On July 6th, 1941, the Wisconsin State Journal featured a story with the following headline: Finance Firms Fear G. M. Agents’ Insurance Plans. The author writes that GM asked agents to take out insurance licenses so they can offer insurance. “It is planned that agents shall ask all persons buying cars of them to take their insurance with the General Motors Exchange Insurance Co.” Officials of other finance firms expressed their concerns, stating that “in many cases” car purchasers place their loans and insurance upon the recommendations of the agency selling the car. GM was one of the first companies in the US with an embedded insurance strategy, and in 1949, its subsidiary became the second largest auto insurer, right behind State Farm.
GM can attempt to persuade dealers to present the OnStar Insurance offering to the customer at the point of purchasing a car. They probably won’t, but if they will, they will fail because the incentive for dealers is simply not there. The average car company has a complicated relationship with its dealerships and GM is no different. This isn’t the case with Tesla, which doesn’t sell through dealerships. The company’s direct-to-consumer model allows it to present insurance at the right time, resulting in greater insurance adoption. “We see most of the adoption occurring when folks take delivery of a new car, as they’re setting up insurance for the first time as opposed to going back and switching when they already have insurance set up,” Kirkhorn shared last year.

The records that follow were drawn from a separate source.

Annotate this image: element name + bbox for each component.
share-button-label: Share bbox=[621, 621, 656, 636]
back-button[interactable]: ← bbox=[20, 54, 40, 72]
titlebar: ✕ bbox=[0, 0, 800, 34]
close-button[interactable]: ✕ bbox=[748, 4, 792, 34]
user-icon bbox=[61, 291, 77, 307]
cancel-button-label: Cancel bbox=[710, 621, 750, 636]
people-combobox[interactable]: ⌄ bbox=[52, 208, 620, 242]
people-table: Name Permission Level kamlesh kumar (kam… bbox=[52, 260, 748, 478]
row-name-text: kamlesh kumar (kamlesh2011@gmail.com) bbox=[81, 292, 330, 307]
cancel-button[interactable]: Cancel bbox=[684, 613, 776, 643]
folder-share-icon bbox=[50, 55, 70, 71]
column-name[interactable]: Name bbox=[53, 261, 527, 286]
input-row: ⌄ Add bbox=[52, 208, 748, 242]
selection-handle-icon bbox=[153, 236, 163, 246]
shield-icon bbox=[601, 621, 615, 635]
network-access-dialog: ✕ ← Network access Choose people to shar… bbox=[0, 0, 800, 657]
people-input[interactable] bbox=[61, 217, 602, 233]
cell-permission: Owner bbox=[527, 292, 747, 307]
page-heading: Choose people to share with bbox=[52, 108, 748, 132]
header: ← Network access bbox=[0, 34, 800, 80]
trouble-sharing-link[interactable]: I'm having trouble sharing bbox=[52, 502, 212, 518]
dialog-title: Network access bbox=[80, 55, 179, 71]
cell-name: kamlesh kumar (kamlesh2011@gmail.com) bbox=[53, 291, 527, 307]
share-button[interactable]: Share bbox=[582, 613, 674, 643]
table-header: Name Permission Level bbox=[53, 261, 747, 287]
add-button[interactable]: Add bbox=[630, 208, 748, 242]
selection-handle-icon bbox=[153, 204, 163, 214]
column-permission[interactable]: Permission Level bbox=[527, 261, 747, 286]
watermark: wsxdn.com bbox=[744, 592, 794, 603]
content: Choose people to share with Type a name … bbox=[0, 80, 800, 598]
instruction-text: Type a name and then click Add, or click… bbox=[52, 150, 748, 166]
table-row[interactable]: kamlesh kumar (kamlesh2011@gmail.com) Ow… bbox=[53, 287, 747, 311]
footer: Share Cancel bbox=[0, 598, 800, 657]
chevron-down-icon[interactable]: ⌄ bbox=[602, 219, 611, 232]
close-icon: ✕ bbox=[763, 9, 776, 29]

Without a doubt, OnStar Insurance can pull other levers to drive sales, but it will be complicated and time consuming. One example is generating insurance awareness when shoppers go through the Build & Price tool on the different car websites. OnStar Insurance folks had discussions with GM employees about incorporating insurance, but nothing materialized. Today, the company generates awareness through the vehicle apps and email campaigns, but GM’s diverse customer base will require OnStar Insurance to pursue specific audiences with specific offers. When GM introduced the new insurance venture, it said that it would leverage its unique understanding of the vehicles it produces to offer a secure, fair, personalized and easy-to-use digital insurance experience for drivers. In reality, the folks at OnStar Insurance will need to uniquely understand car owners if they hope to generate meaningful sales.
Dan Berce, the president and CEO of GM Financial, has a good understanding of what they got into with the decision to operate an insurance carrier. The insurance unit, which has over 200 employees, was approved for tens of millions of dollars for the current year. However, there are some growing concerns and cuts were made last year.
In her Q4 2023 letter to shareholders, GM CEO Mary Barra outlined the company’s priorities and commitments – maximizing the opportunities of the ICE portfolio, growing the EV business profitably, delivering strong margins and cash flow, and refocusing and relaunching Cruise, the carmaker’s majority-owned subsidiary which is pursuing the development and commercialization of autonomous vehicle technology. GM invested $8 billion in Cruise since 2016, and the company is facing significant challenges.
Putting Cruise aside, GM is coming off a good year, selling more vehicles in the US than anyone else. GM Financial, the carmaker’s finance subsidiary which manages the insurance venture, also performed well. GM has the resources to support the insurance venture for a long period of time, but you could have said the same about Intuit and Amazon.